Cidadão informando o policial: Seu guarda, há um homem ali do outro lado da praça, estuprando a nação. 
Policial: Tem certeza?
Cidadão: Tenho. Eu não só vi como senti na carne a violência. 
Pol: Então, vamos lá. 
Cid [chegando ao elegante gabinete no último andar do imponente edifício]: Eu não disse? Aí está!
Pol: Realmente. 
Cid: Como assim, “realmente”? O senhor não vai fazer nada? Só vai ficar olhando?
Pol [já de mau humor]: Evidente que, opportuno tempore, eu vou fazer alguma coisa, pois este é o meu dever como zelador da lei, da ordem, da integridade, da saúde e do desenvolvimento da nação. 
Cid: Mas, então, o que o senhor está esperando?
Pol: O homem gozar, porra!
Cid: Como assim, esperar o sujeito gozar? E a nação, como fica?
Pol [fingindo complacência em tom doutoral]: Se me permite o uso do linguajar palaciano, lembro-te que a nação foi criada para ser fodida, mesmo sem o consentimento dela, por pequeno grupo de pessoas. Tecnicamente, portanto, data vênia das opiniões em contrário, o que você está vendo não tipifica estupro e sim licença pra foder. Antigo chefe autoritário baixou lei transferindo o seu poder soberano de foder a nação ao funcionário que assumir a posição que ora estamos a testemunhar. 
Cid: Não estou entendendo! Se estamos numa república democrática presidencialista onde a Constituição jurídica distribui o poder político soberano aos 3 órgãos que especifica, como pode haver um quarto, quinto ou sexto poder, sem que uma assembléia constituinte assim o determine?  
Pol: Para entender, você tem que desvincular o que deve ser daquilo que é e que acontece de fato no país.
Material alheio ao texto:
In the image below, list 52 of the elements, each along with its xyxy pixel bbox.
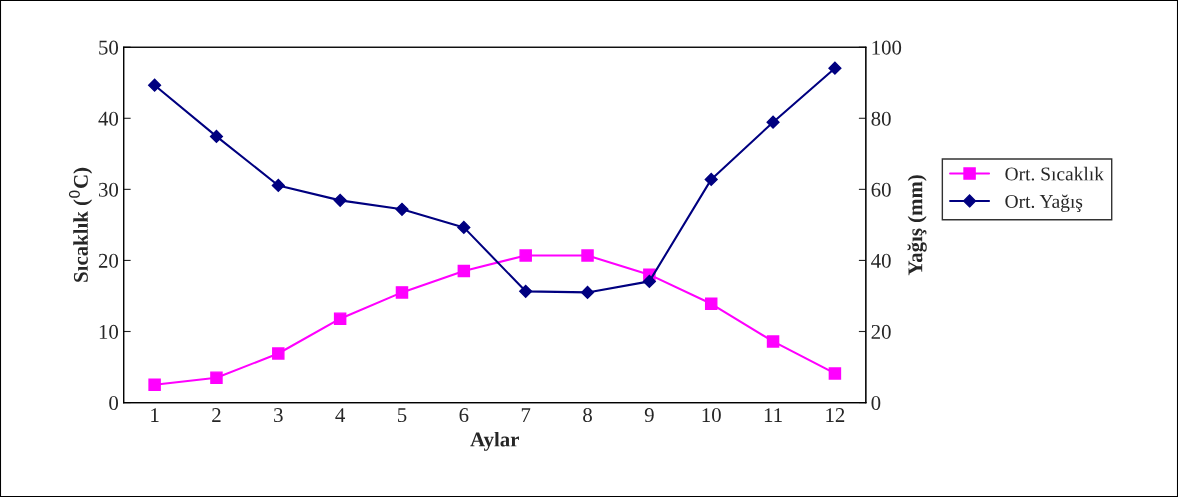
- point: [272, 347, 285, 360]
- y-tick-label: 30: [98, 182, 119, 197]
- x-tick-label: 7: [521, 408, 531, 422]
- point: [457, 264, 471, 278]
- y2-axis-title: Yağış (mm): [907, 175, 927, 276]
- point: [395, 286, 409, 299]
- point: [210, 371, 223, 384]
- x-tick-label: 10: [702, 408, 721, 423]
- y-tick-label: 0: [109, 395, 119, 410]
- x-tick-label: 3: [274, 408, 283, 423]
- point: [828, 61, 842, 75]
- y2-tick-label: 20: [871, 324, 891, 339]
- point: [333, 312, 347, 325]
- point: [766, 115, 780, 129]
- x-tick-label: 4: [335, 408, 346, 422]
- y2-tick-label: 40: [871, 253, 891, 268]
- point: [457, 220, 471, 234]
- y2-tick-label: 0: [871, 395, 881, 410]
- point: [828, 367, 842, 380]
- point: [271, 178, 285, 193]
- x-tick-label: 12: [826, 408, 845, 422]
- y-axis-title: Sıcaklık ($^{0}$C): [68, 167, 93, 282]
- point: [581, 249, 594, 262]
- point: [395, 202, 409, 216]
- point: [704, 297, 718, 311]
- y-tick-label: 20: [98, 253, 119, 268]
- point: [148, 378, 161, 392]
- point: [580, 285, 595, 299]
- point: [704, 172, 718, 186]
- y-tick-label: 40: [98, 111, 119, 126]
- y2-tick-label: 80: [871, 111, 891, 126]
- x-tick-label: 9: [644, 408, 654, 423]
- y-tick-label: 50: [99, 40, 119, 55]
- point: [148, 78, 162, 92]
- point: [519, 284, 533, 298]
- point: [766, 335, 780, 348]
- point: [519, 249, 532, 262]
- point: [333, 193, 347, 207]
- x-tick-label: 2: [212, 408, 221, 422]
- point: [642, 274, 656, 288]
- x-tick-label: 5: [398, 408, 407, 423]
- x-tick-label: 1: [151, 408, 159, 422]
- x-tick-label: 6: [459, 408, 469, 423]
- legend-label: Ort. Sıcaklık: [1005, 166, 1104, 181]
- y2-tick-label: 60: [871, 182, 891, 197]
- y-tick-label: 10: [99, 324, 119, 339]
- legend-label: Ort. Yağış: [1005, 194, 1083, 212]
- x-axis-title: Aylar: [470, 431, 519, 451]
- x-tick-label: 11: [764, 408, 782, 422]
- y2-tick-label: 100: [872, 40, 902, 55]
- point: [209, 129, 224, 143]
- x-tick-label: 8: [583, 408, 592, 423]
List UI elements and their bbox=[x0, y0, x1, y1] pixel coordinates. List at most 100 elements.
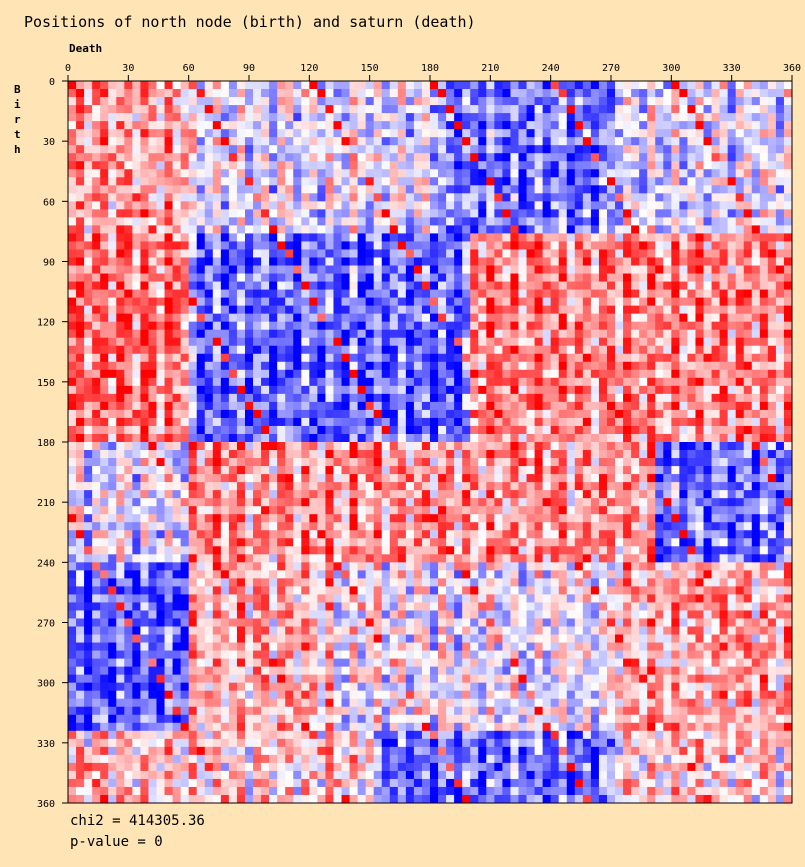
heatmap-cell bbox=[647, 153, 656, 162]
heatmap-cell bbox=[703, 161, 713, 170]
heatmap-cell bbox=[598, 273, 608, 283]
heatmap-cell bbox=[196, 113, 206, 122]
heatmap-cell bbox=[639, 385, 648, 395]
heatmap-cell bbox=[727, 257, 737, 267]
heatmap-cell bbox=[421, 193, 431, 202]
heatmap-cell bbox=[84, 121, 93, 130]
heatmap-cell bbox=[470, 129, 479, 138]
heatmap-cell bbox=[172, 225, 182, 234]
heatmap-cell bbox=[124, 361, 133, 371]
heatmap-cell bbox=[566, 297, 576, 307]
heatmap-cell bbox=[454, 105, 463, 114]
heatmap-cell bbox=[220, 305, 230, 315]
heatmap-cell bbox=[349, 409, 359, 419]
heatmap-cell bbox=[84, 297, 93, 307]
heatmap-cell bbox=[462, 345, 471, 355]
heatmap-cell bbox=[526, 361, 536, 371]
heatmap-cell bbox=[405, 474, 415, 483]
heatmap-cell bbox=[615, 321, 624, 331]
heatmap-cell bbox=[84, 193, 93, 202]
heatmap-cell bbox=[727, 433, 737, 443]
heatmap-cell bbox=[623, 377, 632, 387]
heatmap-cell bbox=[381, 281, 391, 291]
heatmap-cell bbox=[735, 377, 745, 387]
heatmap-cell bbox=[606, 209, 616, 218]
heatmap-cell bbox=[84, 129, 93, 138]
heatmap-cell bbox=[727, 249, 737, 258]
heatmap-cell bbox=[767, 89, 777, 98]
heatmap-cell bbox=[317, 233, 326, 242]
heatmap-cell bbox=[180, 289, 190, 299]
heatmap-cell bbox=[164, 442, 174, 451]
heatmap-cell bbox=[413, 506, 423, 515]
heatmap-cell bbox=[751, 241, 761, 250]
heatmap-cell bbox=[365, 450, 375, 459]
heatmap-cell bbox=[381, 305, 391, 315]
heatmap-cell bbox=[397, 337, 407, 347]
heatmap-cell bbox=[671, 466, 680, 475]
heatmap-cell bbox=[204, 458, 214, 467]
heatmap-cell bbox=[269, 281, 278, 291]
heatmap-cell bbox=[365, 498, 375, 507]
heatmap-cell bbox=[164, 217, 174, 226]
heatmap-cell bbox=[655, 417, 664, 427]
heatmap-cell bbox=[486, 177, 495, 186]
heatmap-cell bbox=[502, 409, 511, 419]
heatmap-cell bbox=[703, 177, 713, 186]
heatmap-cell bbox=[196, 393, 206, 403]
heatmap-cell bbox=[341, 345, 351, 355]
heatmap-cell bbox=[76, 490, 85, 499]
heatmap-cell bbox=[534, 329, 544, 339]
heatmap-cell bbox=[526, 466, 536, 475]
heatmap-cell bbox=[140, 289, 149, 299]
heatmap-cell bbox=[542, 225, 552, 234]
heatmap-cell bbox=[140, 161, 149, 170]
heatmap-cell bbox=[446, 401, 455, 411]
heatmap-cell bbox=[711, 417, 721, 427]
heatmap-cell bbox=[518, 385, 528, 395]
heatmap-cell bbox=[172, 466, 182, 475]
heatmap-cell bbox=[679, 466, 688, 475]
heatmap-cell bbox=[639, 377, 648, 387]
heatmap-cell bbox=[510, 433, 519, 443]
heatmap-cell bbox=[470, 209, 479, 218]
heatmap-cell bbox=[333, 257, 343, 267]
heatmap-cell bbox=[558, 417, 568, 427]
heatmap-cell bbox=[446, 217, 455, 226]
heatmap-cell bbox=[486, 425, 495, 435]
heatmap-cell bbox=[244, 417, 254, 427]
heatmap-cell bbox=[373, 442, 383, 451]
heatmap-cell bbox=[598, 417, 608, 427]
heatmap-cell bbox=[204, 425, 214, 435]
heatmap-cell bbox=[68, 442, 77, 451]
heatmap-cell bbox=[767, 225, 777, 234]
y-axis-label-letter: B bbox=[14, 83, 21, 96]
heatmap-cell bbox=[100, 442, 109, 451]
heatmap-cell bbox=[783, 442, 793, 451]
heatmap-cell bbox=[236, 153, 246, 162]
heatmap-cell bbox=[743, 474, 753, 483]
heatmap-cell bbox=[542, 113, 552, 122]
heatmap-cell bbox=[325, 466, 334, 475]
heatmap-cell bbox=[349, 153, 359, 162]
heatmap-cell bbox=[108, 458, 117, 467]
heatmap-cell bbox=[253, 506, 262, 515]
heatmap-cell bbox=[639, 81, 648, 90]
heatmap-cell bbox=[615, 257, 624, 267]
heatmap-cell bbox=[301, 369, 310, 379]
heatmap-cell bbox=[68, 409, 77, 419]
heatmap-cell bbox=[647, 169, 656, 178]
heatmap-cell bbox=[228, 466, 238, 475]
heatmap-cell bbox=[767, 329, 777, 339]
heatmap-cell bbox=[108, 482, 117, 491]
heatmap-cell bbox=[478, 417, 487, 427]
heatmap-cell bbox=[212, 498, 222, 507]
heatmap-cell bbox=[397, 257, 407, 267]
heatmap-cell bbox=[711, 409, 721, 419]
heatmap-cell bbox=[775, 369, 785, 379]
heatmap-cell bbox=[615, 490, 624, 499]
heatmap-cell bbox=[397, 433, 407, 443]
heatmap-cell bbox=[164, 113, 174, 122]
heatmap-cell bbox=[405, 145, 415, 154]
heatmap-cell bbox=[397, 474, 407, 483]
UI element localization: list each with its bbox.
O fato, o hábito e o costume, integram a dinâmica do ser e nem sempre correspondem à virtualidade do dever ser. O direito não se realiza plenamente na sua pureza e quando positivado, também não cobre toda a complexa e mutante realidade social. 
Cid: Desculpe, mas estou sentindo náuseas. Preciso sair daqui. 
Pol [fingindo tristeza e descontentamento com o status quo]: Lamento. No plano dos fatos, o funcionário nomeado para a função pode foder a nação quantas vezes lhe aprouver durante 4 anos consecutivos. Antes disto, nem deus pode interromper esse conúbio. Destarte, eu nada posso fazer além de um arcabouço fiscal. Exaurido o quatriênio, eu chamo a ambulância, encaminho a nação à UTI e tomo as providências cabíveis a fim de, no devido processo legal, nos próximos 30 anos, apurar a responsabilidade do pilantra e lançá-lo no calabouço. Dura lex sed lex!